China Conducts First Flight Test of J-20
By WENDELL MINNICK
TAIPEI - China has conducted its first flight test of the Chengdu J-20 Black Eagle stealth fighter, according to Chinese media reports. The reports come during a high-level visit to Beijing by U.S. Secretary of Defense Robert Gates.
According to Chinese-language news reports, a twin-engine J-20 prototype flew for 18 minutes on Jan. 11 from the "Plant 132 aerodrome" in Chengdu in southwest China. "Plant 132" is the designation for the Chengdu Aircraft Industry Group. A Chengdu J-10S Vigorous Dragon twin-seat fighter served as the chase plane.
Photographs of the flight test can be found on the china-defense.com and bbs.huanqiu.com websites.
A scheduled flight test for Jan. 7 was reportedly canceled due to bad weather. In late December photographs emerged of what appeared to be a taxi runway test of the J-20, then last week a video was released of the same runway test.
The Jan. 11 flight test will no doubt surprise many analysts. Gates told reporters on Jan. 8 that China "may be somewhat further ahead in the development of the aircraft than our intelligence had earlier indicated." The comments were made at Andrews Air Force Base in Maryland en route to visit Beijing.
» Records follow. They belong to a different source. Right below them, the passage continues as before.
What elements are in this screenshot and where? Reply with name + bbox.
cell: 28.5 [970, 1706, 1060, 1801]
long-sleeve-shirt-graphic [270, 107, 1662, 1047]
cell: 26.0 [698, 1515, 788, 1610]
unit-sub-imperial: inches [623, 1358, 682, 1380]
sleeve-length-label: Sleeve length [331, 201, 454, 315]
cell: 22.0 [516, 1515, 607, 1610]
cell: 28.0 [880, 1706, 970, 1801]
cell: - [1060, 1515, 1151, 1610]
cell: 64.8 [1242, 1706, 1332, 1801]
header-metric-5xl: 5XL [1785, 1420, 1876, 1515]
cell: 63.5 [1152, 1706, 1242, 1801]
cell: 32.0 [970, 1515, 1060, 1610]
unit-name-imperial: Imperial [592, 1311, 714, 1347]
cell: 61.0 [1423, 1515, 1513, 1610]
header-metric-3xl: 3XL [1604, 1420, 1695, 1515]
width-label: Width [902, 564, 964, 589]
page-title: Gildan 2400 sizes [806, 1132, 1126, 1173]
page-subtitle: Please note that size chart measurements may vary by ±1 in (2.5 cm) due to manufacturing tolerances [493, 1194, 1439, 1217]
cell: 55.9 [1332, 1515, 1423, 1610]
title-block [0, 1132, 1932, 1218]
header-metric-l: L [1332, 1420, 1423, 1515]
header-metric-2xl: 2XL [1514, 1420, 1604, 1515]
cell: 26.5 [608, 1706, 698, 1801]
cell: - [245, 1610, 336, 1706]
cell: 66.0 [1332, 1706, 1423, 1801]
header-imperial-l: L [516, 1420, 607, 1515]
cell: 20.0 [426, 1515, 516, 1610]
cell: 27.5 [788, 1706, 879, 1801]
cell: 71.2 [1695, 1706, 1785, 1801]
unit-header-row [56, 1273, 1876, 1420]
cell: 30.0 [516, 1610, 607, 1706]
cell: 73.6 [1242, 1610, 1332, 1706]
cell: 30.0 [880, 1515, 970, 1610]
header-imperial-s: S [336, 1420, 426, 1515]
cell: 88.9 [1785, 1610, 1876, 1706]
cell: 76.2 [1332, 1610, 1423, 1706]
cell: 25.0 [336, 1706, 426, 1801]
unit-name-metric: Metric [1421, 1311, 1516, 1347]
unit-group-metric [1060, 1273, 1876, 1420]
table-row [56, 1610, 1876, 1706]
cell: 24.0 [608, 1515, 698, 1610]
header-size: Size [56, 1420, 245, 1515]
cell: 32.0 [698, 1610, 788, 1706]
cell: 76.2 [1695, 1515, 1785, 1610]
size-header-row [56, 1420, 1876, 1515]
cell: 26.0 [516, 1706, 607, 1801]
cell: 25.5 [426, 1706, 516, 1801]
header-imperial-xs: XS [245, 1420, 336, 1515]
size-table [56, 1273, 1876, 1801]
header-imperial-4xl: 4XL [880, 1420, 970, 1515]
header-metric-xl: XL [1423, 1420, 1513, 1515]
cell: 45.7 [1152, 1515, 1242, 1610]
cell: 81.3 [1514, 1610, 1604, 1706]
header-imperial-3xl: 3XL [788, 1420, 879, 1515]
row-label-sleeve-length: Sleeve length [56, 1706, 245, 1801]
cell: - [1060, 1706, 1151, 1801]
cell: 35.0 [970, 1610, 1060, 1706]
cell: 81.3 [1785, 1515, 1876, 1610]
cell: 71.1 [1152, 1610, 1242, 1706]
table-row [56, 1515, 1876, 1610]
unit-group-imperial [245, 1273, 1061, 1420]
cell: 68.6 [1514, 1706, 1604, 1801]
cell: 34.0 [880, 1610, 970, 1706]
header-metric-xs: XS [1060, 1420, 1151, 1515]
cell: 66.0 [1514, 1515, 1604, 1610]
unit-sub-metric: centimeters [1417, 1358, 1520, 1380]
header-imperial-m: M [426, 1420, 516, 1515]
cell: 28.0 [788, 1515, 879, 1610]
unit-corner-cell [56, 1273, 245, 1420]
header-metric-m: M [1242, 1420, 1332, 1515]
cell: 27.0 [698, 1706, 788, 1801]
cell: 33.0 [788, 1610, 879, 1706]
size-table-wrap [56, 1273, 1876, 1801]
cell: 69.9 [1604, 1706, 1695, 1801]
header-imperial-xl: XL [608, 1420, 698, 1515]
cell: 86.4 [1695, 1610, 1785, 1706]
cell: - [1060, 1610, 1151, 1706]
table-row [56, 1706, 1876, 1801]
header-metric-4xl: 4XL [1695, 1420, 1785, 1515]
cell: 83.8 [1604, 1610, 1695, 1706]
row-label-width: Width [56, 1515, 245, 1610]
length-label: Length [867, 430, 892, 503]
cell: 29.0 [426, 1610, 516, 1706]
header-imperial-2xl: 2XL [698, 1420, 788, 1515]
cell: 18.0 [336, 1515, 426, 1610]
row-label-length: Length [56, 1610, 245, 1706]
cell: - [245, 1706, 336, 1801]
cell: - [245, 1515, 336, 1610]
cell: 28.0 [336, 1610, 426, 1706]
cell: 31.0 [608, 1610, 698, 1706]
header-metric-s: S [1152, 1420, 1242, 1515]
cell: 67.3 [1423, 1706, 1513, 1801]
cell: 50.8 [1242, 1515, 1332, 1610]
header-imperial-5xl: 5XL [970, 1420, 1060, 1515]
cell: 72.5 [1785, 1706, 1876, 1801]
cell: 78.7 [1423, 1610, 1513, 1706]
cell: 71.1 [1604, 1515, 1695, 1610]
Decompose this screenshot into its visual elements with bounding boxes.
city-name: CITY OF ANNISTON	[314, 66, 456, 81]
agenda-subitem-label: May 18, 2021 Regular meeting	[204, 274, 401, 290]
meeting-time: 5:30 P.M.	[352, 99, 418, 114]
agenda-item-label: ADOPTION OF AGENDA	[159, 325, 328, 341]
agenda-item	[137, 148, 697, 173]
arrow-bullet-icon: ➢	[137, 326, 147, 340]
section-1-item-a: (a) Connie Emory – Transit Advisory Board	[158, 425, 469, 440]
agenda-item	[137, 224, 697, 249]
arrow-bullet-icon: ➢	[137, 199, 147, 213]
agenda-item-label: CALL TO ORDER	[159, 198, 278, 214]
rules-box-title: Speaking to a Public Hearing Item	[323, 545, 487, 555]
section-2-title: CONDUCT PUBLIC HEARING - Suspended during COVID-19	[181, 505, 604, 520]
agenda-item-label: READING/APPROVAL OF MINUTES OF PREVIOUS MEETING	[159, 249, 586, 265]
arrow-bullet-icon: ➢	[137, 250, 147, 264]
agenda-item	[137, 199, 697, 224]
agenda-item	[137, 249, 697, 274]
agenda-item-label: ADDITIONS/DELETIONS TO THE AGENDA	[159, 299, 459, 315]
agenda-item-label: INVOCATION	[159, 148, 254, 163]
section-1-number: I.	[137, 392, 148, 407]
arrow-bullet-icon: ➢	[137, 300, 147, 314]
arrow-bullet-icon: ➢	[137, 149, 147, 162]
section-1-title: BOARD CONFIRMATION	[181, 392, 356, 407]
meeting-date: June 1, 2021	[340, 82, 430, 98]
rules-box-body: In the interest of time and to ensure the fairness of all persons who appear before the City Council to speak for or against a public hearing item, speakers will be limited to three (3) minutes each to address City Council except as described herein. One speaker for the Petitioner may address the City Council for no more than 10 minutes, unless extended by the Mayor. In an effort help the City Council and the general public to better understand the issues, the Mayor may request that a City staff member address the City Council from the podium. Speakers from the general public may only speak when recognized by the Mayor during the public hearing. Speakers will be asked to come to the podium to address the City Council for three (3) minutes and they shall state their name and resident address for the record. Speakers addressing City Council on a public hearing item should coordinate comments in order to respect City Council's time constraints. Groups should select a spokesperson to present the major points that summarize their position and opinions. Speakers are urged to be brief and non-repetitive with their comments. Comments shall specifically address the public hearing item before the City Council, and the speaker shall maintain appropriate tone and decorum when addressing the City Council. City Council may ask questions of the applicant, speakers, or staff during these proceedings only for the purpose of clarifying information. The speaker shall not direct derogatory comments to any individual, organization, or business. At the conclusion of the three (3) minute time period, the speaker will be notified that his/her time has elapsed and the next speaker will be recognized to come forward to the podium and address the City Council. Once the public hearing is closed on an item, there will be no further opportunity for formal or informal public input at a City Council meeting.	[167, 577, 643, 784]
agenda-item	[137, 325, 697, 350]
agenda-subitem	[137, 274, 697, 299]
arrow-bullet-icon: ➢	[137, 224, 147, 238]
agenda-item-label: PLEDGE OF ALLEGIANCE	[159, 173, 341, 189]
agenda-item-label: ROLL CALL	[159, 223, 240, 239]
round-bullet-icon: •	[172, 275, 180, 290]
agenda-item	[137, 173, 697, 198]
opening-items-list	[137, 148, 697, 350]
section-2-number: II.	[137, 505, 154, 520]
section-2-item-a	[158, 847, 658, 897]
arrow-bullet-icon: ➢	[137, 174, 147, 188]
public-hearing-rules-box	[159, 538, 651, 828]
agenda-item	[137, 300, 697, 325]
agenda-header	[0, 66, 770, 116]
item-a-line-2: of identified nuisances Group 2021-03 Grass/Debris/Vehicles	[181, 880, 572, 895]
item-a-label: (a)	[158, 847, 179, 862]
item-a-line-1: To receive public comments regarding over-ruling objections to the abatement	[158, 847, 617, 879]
Gates also clarified previous comments he made on whether China would be able to field a fifth-generation fighter by 2020. "What I said was that in 2020 or 2025 that there would still be a vast disparity in the number of deployed fifth-generation aircraft that the United States had compared to anybody else in the world."
China's development of a stealth fighter will no doubt renew calls for the U.S. to release 66 F-16C/D fighters requested by Taiwan, now on hold since 2006 due to Chinese pressure.
China has been adamant that continued U.S. arms sales to Taiwan would damage Sino-U.S. ties. China canceled military ties with the U.S. after Washington released a $6.4 billion arms package to Taiwan last January.
"On that, China's position has been clear and consistent - we are against it," said Chinese Minister for National Defense Gen. Liang Guanglie during a joint news conference with Gates on Jan. 10 in Beijing.
"Because United States arms sales to Taiwan seriously damaged China's core interests and we do not want to see that happen again, neither do we hope that the U.S. arms sales to Taiwan will again and further disrupt our bilateral and military-to-military relationship," Liang said.
Though new F-16s seem unlikely, the U.S. does appear ready to release price and availability data for a retrofit for Taiwan's older F-16A/B Block 20s, most likely after Chinese president Hu Jintao visits the U.S. later this month.
Taiwan has 145 F-16A/Bs, 126 Indigenous Defense Fighters, 56 Mirage 2000-5s, and 60 F-5E/Fs.
Over the past three years, the U.S. has released a variety of new aircraft and missile systems to Taiwan, including P-3C Orion anti-submarine warfare patrol aircraft, UH-60 Black Hawk utility helicopters, AH-64 Apache Longbow attack helicopters, and Patriot Advanced Capability-3 (PAC-3) air defense missile systems.